The story, according to my husband, is that I whined and threw a fit and got my way.  But really, all I said was I didn’t want to wait that long to get started.  I’ve waited long enough, Dr. P, and you’ll soon realize that I’m going to be a pretty impatient patient.

So he gets out his prescription pad and writes me one more script….for Provera.  Ah, old friend, we meet again.  It’s gonna be a fun ten days.

He tells me to wait to start the Provera until I set up my Patient Education Class with Nurse M.  His plan for us right now is to do Letrozole with FSH injectables and timed intercourse {UGH}.  If it doesn’t work after a couple cycles we will move on to the IUI process.  I think this is just his way of tiding me over, since he wanted to wait until I was on the Metformin a couple of months before we did IUI anyway, but whatever, I’ll take it.  I can’t stand the thought of doing NOTHING.

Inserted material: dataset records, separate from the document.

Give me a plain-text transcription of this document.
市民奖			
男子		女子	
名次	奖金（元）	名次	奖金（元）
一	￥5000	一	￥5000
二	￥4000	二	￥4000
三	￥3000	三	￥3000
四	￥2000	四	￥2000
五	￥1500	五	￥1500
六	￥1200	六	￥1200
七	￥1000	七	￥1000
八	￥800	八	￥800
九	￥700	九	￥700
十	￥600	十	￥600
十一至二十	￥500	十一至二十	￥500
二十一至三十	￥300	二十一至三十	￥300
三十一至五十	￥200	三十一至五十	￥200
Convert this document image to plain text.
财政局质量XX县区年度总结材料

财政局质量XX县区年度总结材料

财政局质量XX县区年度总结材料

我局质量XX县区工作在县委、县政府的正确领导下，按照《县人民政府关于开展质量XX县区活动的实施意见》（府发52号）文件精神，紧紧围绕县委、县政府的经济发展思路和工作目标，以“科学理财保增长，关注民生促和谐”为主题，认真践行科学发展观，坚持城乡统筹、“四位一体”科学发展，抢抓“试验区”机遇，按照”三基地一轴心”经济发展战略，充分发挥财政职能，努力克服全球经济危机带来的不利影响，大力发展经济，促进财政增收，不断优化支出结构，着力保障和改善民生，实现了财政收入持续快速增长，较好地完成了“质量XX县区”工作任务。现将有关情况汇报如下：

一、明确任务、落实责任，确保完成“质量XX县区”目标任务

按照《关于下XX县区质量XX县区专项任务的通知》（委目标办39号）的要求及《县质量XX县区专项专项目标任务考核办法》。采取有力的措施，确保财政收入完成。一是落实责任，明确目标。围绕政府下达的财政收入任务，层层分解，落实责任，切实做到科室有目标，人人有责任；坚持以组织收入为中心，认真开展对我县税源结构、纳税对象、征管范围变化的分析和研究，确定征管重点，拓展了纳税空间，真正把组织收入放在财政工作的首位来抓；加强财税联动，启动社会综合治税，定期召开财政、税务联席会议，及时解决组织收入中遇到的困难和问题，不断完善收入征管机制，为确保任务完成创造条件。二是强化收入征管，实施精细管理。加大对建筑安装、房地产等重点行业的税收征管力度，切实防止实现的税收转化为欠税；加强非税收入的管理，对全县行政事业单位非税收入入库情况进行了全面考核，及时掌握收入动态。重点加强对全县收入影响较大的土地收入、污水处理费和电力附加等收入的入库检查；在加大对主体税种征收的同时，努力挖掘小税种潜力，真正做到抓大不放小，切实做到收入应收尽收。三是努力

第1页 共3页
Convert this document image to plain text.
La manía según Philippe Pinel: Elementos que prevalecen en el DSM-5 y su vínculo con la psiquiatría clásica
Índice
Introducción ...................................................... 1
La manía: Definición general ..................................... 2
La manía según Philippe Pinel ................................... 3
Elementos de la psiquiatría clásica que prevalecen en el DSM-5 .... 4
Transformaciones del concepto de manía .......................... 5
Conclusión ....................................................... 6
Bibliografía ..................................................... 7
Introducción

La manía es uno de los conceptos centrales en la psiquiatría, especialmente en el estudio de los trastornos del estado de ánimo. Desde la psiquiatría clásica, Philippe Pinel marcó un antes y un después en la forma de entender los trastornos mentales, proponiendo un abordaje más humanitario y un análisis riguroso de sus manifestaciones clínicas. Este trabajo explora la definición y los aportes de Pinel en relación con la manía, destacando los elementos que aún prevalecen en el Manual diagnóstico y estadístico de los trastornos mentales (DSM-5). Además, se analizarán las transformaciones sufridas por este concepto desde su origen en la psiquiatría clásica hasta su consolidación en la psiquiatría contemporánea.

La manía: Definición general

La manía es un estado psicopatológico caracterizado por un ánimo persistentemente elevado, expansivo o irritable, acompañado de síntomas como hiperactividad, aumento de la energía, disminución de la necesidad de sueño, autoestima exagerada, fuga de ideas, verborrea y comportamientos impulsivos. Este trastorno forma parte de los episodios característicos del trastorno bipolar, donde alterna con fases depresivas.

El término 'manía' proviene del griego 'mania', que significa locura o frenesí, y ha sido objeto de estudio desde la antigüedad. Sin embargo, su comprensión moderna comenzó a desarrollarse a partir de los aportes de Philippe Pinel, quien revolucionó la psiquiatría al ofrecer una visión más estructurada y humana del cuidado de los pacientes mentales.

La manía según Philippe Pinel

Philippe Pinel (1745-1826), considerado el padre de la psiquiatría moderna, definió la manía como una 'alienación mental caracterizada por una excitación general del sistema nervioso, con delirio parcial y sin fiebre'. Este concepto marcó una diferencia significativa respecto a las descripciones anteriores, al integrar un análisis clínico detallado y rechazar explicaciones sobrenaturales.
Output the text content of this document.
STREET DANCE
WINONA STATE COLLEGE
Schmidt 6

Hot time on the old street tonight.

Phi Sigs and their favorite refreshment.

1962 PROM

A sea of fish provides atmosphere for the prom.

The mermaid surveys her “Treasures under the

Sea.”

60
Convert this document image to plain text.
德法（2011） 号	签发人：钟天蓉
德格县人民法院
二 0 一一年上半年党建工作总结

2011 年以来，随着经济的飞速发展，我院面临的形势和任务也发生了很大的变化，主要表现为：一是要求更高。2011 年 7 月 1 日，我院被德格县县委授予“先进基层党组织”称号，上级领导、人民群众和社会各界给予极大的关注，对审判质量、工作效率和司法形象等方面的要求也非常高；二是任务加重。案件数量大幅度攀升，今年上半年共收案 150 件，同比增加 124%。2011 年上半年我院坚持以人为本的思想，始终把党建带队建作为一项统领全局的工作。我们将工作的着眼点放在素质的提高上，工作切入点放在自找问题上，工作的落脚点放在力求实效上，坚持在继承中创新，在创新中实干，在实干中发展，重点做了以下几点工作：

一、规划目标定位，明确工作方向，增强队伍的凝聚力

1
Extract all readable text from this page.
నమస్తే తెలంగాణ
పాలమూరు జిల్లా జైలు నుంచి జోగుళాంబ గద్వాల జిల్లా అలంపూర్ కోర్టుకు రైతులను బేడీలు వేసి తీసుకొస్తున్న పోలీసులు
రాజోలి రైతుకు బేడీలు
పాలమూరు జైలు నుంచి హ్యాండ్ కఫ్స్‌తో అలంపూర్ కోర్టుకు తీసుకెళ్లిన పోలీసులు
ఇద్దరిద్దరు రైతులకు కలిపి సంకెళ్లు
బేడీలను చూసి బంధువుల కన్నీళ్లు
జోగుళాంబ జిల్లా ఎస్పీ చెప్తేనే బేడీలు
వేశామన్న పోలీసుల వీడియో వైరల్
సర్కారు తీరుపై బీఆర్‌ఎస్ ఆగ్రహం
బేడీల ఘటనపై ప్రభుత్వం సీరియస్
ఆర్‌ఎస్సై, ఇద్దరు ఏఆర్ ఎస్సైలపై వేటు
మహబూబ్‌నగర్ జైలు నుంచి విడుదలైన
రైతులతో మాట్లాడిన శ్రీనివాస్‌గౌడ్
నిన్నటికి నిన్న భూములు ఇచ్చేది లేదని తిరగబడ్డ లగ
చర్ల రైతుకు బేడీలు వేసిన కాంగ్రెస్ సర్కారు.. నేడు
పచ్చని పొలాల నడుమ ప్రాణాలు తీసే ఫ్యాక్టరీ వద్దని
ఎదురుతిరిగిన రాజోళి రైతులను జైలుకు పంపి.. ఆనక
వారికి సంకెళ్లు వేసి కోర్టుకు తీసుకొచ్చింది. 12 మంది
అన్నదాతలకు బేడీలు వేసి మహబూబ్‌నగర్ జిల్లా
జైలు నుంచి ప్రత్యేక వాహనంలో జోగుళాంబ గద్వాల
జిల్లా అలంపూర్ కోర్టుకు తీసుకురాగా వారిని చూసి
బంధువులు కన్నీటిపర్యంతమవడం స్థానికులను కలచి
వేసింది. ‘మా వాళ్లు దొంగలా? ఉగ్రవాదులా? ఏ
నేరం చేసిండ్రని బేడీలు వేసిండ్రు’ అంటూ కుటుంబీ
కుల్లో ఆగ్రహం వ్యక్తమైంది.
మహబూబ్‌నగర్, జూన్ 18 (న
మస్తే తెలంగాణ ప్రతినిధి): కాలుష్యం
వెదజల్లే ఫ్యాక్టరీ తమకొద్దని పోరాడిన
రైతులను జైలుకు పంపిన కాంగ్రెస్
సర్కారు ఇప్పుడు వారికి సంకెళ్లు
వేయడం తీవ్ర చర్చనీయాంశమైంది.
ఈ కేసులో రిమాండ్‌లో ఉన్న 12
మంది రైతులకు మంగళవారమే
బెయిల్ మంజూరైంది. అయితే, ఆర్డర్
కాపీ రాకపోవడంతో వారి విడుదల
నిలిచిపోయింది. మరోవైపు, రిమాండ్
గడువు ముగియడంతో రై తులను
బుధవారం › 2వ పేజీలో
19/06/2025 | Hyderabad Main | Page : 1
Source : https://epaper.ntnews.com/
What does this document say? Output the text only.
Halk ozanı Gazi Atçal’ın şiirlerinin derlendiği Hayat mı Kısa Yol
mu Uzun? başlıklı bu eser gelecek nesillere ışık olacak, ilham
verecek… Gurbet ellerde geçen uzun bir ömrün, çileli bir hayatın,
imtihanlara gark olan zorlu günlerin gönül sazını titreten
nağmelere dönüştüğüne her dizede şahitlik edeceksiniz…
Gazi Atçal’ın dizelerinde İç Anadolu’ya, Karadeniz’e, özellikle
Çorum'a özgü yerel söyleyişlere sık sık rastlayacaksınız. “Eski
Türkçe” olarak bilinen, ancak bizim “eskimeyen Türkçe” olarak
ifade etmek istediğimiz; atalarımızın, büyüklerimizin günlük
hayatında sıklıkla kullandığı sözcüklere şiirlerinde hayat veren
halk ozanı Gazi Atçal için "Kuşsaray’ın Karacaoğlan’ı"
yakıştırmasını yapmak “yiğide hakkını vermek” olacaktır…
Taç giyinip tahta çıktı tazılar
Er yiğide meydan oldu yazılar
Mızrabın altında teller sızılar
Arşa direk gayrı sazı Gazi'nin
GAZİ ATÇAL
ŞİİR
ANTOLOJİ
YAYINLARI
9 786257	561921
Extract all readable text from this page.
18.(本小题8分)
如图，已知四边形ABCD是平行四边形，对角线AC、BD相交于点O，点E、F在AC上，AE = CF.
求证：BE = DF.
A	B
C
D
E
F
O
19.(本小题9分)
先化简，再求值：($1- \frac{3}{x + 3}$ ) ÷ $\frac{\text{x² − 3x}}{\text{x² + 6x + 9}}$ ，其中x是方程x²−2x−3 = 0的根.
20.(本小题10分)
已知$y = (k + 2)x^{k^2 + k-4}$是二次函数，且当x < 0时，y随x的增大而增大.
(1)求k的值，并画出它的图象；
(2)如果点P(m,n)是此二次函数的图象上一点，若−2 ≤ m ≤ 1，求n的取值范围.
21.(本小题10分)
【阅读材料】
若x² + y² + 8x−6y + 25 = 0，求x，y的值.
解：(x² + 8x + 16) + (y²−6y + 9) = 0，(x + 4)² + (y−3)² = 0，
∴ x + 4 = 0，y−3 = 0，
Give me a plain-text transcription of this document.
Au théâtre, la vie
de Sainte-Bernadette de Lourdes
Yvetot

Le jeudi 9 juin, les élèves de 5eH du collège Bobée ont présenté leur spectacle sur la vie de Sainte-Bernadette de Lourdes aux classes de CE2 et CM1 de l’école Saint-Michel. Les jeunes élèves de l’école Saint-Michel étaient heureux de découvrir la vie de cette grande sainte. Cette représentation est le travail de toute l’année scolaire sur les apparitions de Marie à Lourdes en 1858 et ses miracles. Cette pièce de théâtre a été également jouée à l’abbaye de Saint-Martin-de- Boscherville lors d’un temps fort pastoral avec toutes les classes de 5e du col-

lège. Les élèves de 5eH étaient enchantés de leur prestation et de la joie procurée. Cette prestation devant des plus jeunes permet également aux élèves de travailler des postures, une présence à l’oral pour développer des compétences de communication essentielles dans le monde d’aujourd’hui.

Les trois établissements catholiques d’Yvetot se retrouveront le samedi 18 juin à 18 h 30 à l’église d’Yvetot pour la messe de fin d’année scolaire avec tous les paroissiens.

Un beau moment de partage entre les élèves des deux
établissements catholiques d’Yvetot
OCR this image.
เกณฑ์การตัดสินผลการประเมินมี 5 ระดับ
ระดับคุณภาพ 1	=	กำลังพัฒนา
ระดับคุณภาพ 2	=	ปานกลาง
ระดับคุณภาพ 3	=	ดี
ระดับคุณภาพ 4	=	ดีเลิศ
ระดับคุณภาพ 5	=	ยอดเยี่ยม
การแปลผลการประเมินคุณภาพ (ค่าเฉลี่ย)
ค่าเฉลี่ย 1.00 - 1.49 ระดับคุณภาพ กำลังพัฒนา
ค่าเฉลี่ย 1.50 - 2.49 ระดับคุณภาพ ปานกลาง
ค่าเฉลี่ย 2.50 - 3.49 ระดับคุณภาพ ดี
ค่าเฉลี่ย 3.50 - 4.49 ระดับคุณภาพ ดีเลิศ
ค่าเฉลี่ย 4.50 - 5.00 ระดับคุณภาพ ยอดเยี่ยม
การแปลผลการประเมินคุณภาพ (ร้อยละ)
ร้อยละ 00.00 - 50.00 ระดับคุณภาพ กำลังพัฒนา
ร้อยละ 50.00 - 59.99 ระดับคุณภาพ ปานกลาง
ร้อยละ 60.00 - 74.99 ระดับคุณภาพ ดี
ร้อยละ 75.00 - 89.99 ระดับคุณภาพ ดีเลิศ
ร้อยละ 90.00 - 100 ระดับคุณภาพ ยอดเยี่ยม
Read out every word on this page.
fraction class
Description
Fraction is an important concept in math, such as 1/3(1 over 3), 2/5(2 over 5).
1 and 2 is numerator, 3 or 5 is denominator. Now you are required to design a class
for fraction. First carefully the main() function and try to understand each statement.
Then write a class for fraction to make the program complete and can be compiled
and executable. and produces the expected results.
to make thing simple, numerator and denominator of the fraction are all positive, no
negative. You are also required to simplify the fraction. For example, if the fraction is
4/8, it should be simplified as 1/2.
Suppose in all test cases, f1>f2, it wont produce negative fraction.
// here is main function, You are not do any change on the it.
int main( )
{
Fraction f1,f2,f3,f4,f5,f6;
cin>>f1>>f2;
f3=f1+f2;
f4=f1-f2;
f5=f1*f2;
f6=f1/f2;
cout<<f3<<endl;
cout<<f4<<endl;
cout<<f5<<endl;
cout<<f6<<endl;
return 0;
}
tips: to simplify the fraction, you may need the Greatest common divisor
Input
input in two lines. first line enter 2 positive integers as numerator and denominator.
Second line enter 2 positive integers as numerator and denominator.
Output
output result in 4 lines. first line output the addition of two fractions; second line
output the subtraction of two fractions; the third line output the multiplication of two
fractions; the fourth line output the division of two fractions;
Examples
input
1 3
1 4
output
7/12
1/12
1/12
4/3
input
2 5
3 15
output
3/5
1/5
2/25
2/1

So we signed up for the next available Patient Education Class with Nurse M on January 8th, this Tuesday.  I’m not exactly sure what she’s going to teach me in this class that I don’t already know, besides maybe how to give myself a shot.  But they won’t let me start my meds until its done, so we’ll be there Tuesday morning, bright and early.

So there we have it.  I feel like I’m starting over, almost.  Like the last two years are being disregarded and I’m being treated as if all of this is new to me.  I’m sure that’s how they treat all new patients, but its a little frustrating, to say the least.  I’m ready.  For the big stuff.  If I had it my way we’d skip all this preliminary stuff and drop 20 grand on IVF tomorrow {might have to rob a bank or something first, but I can improvise}.

I’ll update soon about my first exam with Dr. P….it was interesting to say the least!

Hope everyone is having a happy new year!